The EU hasn’t been particularly forthcoming about how it will approach ILUC. We suspect that this is in part due to the revised RED itself. What a regulation based on ILUC will look like is uncertain, although we do know that it will be contained within a Delegated Act drafted by the EU Commission. Separating ‘high risk’ and ‘low risk’ ILUC commodities – which is the stated aim of DG Energy in preparing the Delegated Act – is something that has never been attempted before.
Third, Malaysia points out that the ILUC methodology is likely to be ‘more trade restrictive than necessary’. This is a crucial point when it comes to technical regulations – and other measures – in the WTO. Governments are permitted to introduce measures that seek to introduce technical benchmarks, protect the environment or human health, but these measures need to actually solve the problem and not simply be used as a tool to restrict trade.
Fourth, Malaysia points out the critical relationship that Palm Oil plays in poverty alleviation and livelihoods in Malaysia, with around 40 per cent of cultivated area being held by small farmers.
This leads into Malaysia’s broader commitments to sustainable development under the Sustainable Development Goals under the UN, as well as the country’s domestic goals. This includes, among other things, supporting more than 650,000 smallholders, maintaining 50 per cent forest cover throughout the country, and commitments under the United Nations Framework Convention on Climate Change (UNFCCC).
The significance of the Malaysian communication is twofold.
First, not just that it was raised at the TBT meeting, but also that Malaysia is being unrelenting in maintaining pressure on the EU.
This is the third time that Malaysia has raised this point within the TBT since the revised RED was passed by the European Parliament, and it is also the third occasion on which the EU has not been forthcoming with details on RED implementation.
In continually raising the problem, Malaysia is also ensuring and galvanising opposition from other Palm Oil producing countries, including Indonesia, Thailand, Colombia, Papua New Guinea and African nations. In addition, raising the issue will also ensure the support of countries that produce soy-based biodiesel such as Argentina, which has also found itself at the wrong end of EU biofuels policy.

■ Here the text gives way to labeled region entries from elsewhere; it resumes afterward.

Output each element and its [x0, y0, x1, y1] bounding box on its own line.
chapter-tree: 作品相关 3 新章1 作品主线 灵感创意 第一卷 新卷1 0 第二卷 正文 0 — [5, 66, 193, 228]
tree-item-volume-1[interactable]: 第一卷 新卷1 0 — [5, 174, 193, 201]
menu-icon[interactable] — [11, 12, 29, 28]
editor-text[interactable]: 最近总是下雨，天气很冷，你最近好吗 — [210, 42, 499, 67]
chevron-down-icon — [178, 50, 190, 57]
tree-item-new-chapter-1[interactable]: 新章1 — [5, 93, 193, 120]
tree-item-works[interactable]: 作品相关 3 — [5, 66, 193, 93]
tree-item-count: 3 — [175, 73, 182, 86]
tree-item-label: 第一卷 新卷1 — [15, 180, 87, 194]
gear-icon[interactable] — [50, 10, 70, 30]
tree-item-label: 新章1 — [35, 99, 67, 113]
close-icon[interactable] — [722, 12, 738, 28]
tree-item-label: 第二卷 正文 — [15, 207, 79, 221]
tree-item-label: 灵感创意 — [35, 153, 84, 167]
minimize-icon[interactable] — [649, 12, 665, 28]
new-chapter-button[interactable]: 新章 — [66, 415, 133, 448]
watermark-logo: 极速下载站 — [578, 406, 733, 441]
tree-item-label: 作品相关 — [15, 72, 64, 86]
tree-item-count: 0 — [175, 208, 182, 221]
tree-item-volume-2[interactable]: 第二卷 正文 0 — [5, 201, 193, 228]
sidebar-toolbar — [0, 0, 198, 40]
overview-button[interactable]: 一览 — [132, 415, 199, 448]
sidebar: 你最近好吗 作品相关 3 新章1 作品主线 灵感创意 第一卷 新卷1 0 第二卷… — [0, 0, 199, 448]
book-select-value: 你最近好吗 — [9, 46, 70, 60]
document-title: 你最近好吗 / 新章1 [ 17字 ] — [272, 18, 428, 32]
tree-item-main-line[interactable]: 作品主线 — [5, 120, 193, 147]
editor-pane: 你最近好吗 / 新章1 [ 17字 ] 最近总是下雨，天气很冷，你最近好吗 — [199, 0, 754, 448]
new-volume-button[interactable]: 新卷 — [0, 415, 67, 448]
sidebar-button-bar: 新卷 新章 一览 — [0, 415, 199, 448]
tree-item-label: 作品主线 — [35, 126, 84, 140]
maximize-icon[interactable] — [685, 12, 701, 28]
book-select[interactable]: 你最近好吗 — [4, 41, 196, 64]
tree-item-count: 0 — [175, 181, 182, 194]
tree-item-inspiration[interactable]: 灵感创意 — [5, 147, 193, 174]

For all of these countries, it is readily apparent that the ‘deforestation criteria’ being proposed by the EU are arbitrary and political. Singling out an entire crop such as oil palm under these criteria regardless of its environmental, legal or social context indicates how political the process is. Put another way: why should palm plantations that were established 30 years ago be considered as ‘high risk’ under the criteria? For Malaysia, and all palm exporting countries, ‘high risk until proven otherwise’ is unacceptable.
Second, the communications call into question the consultation processes undertaken by the EU to engage with the governments of Malaysia and Indonesia to date.
Malaysian officials have met with EU officials in Geneva, Brussels and KL in order to ensure that the EU has the absolute clearest picture on Malaysian Palm Oil. This includes ensuring that European officials understand clearly that Malaysian Palm Oil shouldn’t be considered ‘high risk’ under the RED’s Delegated Act, particularly given the mandatory nature of MSPO.
Malaysia is now keenly aware that the EU is in the process of certifying US soybean exports as ‘low risk’ for the RED. This is taking place under the auspices of the US Soybean Sustainability Assurance scheme. The optics here are simple: the EU is giving US soybean a free pass while regulating Palm Oil out of the market.
The ongoing silence of the EU in the WTO calls the EU’s consultations with Malaysia into question. Were these good faith negotiations or was the EU simply going through the motions?
The next TBT meeting is in March, and Malaysia will have even more to object to then, including France’s new finance bill, which openly discriminates against Palm Oil. As trade officials say, “We look forward to the response of the EU.”